Like all parents, we are passionate about our kids’ performance. They don’t have to be the best…just don’t be the idiot spinning around in circles making airplane noises. Leave that for the family with the socks pulled up to their knees bringing the kid wearing jean shorts* and a belt and the Optimus Prime t-shirt or Nebraska Cornhusker abomination. Fortunately, my kids are older now, on club teams, and the jean short crowd has melted away. But I remember those days…
There are three quintessential items to have as a soccer parent: (1) a good camp chair, (2) a pair of sunglasses where no one can see your eyes, and (3) a healthy dose of self control.
The chair is for sitting, obviously. The sunglasses are so no one sees your eye rolls when their kid can’t command the ball to save their life. The self control is so the ref is not assaulted. It’s also to maintain a fake veneer of pleasant aloofness that’s masking the jubilance or seething rage swirling within.
I watch my kids play soccer like I’m watching an ice sculpting competition: Emotionless detached interest. At least, it appears that way on the outside for anyone eyeballing the guy in the purple camp chair and sunglasses. I chat amiably with the other parents while, inside, my gut convulses with every near-miss goal. I find folding the arms across the chest hides the near hyper-ventilation of my heaving chest. My temporal vein throbs when Chatty Chuck's son –AGAIN! – misplays a fairly routine cross. I ignore it, publicly. Only the diligent observer notices the way my jaw tenses up and my fists form. So how did your garage sale go, Chuck? Implied: No time to spend a few minutes teaching your kid a bit of aerial control, Chuck?
And then the refs. The hallmark of youth sports is the terrible refing. Unfortunately, these people are also typically your neighbors or teachers or folks you see sitting in the next booth at the local Chili’s. You are supposed to appreciate their volunteering efforts while simultaneously ignoring their complete ignorance of the rules. Tweet! Red’s ball. (not in the game I’m watching.) Tweet! Offsides (sweet Jesus, it wasn’t if you knew the rule). Tweet! Holding. (Wrong sport).
The most you’ll get out of me is a tilt of the head like a dog quizzically wondering if he heard the word “walk” in that stream of babble you just barfed up. I might raise my eyebrows in astonishment so that even Chatty Chuck can see them poking over the top of the sunglasses. “Curious call.” I’ll say.
Meanwhile, I’m thinking about Braveheart and what they did to William Wallace. Why don’t we eviscerate people anymore? Admittedly, it sure would make that next trip to Chili’s a bit awkward. I mean, I’d be fine with it but that's because I know what ‘offsides’ is and how to properly call it. For the ref’s family, I can only imagine their look of horror as I nonchalantly gulped down my Chicken Crispers. People are so sensitive about evisceration these days but, me, I can wash it away with a zesty honey mustard dip.

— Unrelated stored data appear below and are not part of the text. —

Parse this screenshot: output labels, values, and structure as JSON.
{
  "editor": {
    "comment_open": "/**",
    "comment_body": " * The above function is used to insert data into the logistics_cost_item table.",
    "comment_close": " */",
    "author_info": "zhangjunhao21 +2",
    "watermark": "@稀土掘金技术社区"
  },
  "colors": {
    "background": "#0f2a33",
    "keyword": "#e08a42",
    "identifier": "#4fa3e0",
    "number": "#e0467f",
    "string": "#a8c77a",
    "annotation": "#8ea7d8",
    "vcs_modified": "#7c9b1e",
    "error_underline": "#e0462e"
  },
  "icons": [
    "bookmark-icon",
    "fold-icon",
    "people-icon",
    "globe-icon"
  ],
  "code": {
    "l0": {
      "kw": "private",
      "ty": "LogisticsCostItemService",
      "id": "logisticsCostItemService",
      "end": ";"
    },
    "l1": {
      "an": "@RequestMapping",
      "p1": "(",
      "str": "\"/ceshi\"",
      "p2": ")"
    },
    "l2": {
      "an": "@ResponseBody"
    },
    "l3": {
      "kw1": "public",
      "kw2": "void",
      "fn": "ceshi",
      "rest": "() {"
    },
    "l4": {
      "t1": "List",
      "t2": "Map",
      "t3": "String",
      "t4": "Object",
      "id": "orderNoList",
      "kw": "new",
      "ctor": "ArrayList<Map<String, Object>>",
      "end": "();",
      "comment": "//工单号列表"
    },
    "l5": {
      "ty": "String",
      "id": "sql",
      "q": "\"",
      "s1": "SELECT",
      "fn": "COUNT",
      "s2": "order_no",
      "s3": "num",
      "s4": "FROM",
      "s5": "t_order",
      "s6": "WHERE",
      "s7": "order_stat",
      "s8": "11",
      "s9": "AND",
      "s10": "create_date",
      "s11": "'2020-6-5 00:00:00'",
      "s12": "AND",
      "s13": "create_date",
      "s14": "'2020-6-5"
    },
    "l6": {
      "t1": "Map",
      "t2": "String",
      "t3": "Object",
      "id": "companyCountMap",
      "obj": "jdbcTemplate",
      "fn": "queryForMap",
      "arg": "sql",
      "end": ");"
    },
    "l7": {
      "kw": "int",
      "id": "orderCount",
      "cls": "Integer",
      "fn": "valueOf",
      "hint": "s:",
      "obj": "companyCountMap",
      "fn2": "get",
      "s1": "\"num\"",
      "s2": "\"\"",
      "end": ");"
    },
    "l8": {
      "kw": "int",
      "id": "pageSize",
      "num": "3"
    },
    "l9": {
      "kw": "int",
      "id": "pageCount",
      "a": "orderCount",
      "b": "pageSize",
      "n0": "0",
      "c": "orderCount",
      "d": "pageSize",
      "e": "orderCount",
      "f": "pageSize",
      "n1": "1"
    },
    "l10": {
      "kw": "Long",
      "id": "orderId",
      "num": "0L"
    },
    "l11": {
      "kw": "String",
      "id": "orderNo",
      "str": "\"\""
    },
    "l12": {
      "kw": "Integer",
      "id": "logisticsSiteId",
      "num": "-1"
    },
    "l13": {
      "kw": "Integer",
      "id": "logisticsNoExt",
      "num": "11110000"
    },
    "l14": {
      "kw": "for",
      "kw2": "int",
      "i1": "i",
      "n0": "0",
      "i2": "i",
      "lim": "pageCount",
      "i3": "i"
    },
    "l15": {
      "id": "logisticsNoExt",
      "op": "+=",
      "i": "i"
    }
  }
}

Let’s face it, goals – by YOUR kid (re: my kid) – are the best. My daughter has been on a roll lately averaging 2-3 goals a game. You wouldn’t know it by looking at the guy in the purple chair and sunglasses. He claps amiably for each one and congratulates the PASSER – not his own daughter – while inside there’s a Basque dance taking place.
After the game, I gather my camp chairs and congratulate the other players and pleasantly wish a good afternoon to their parents. Then, I yawn, stretch and head to the car with the purple chair slung over my shoulders. My armpits are drenched in sweat. My pulse is only just returning to normal. I no longer wonder what the ref’s head would look like mounted on top of the corner flag, wobbling comically back and forth from the weight.
When I feel I can feign nonchalance again, I smile to the kid and say, “Good game.”
It’s important to set a good example.
It’s important to set a good example.
* Or cargo pants, as Ian once did during a race.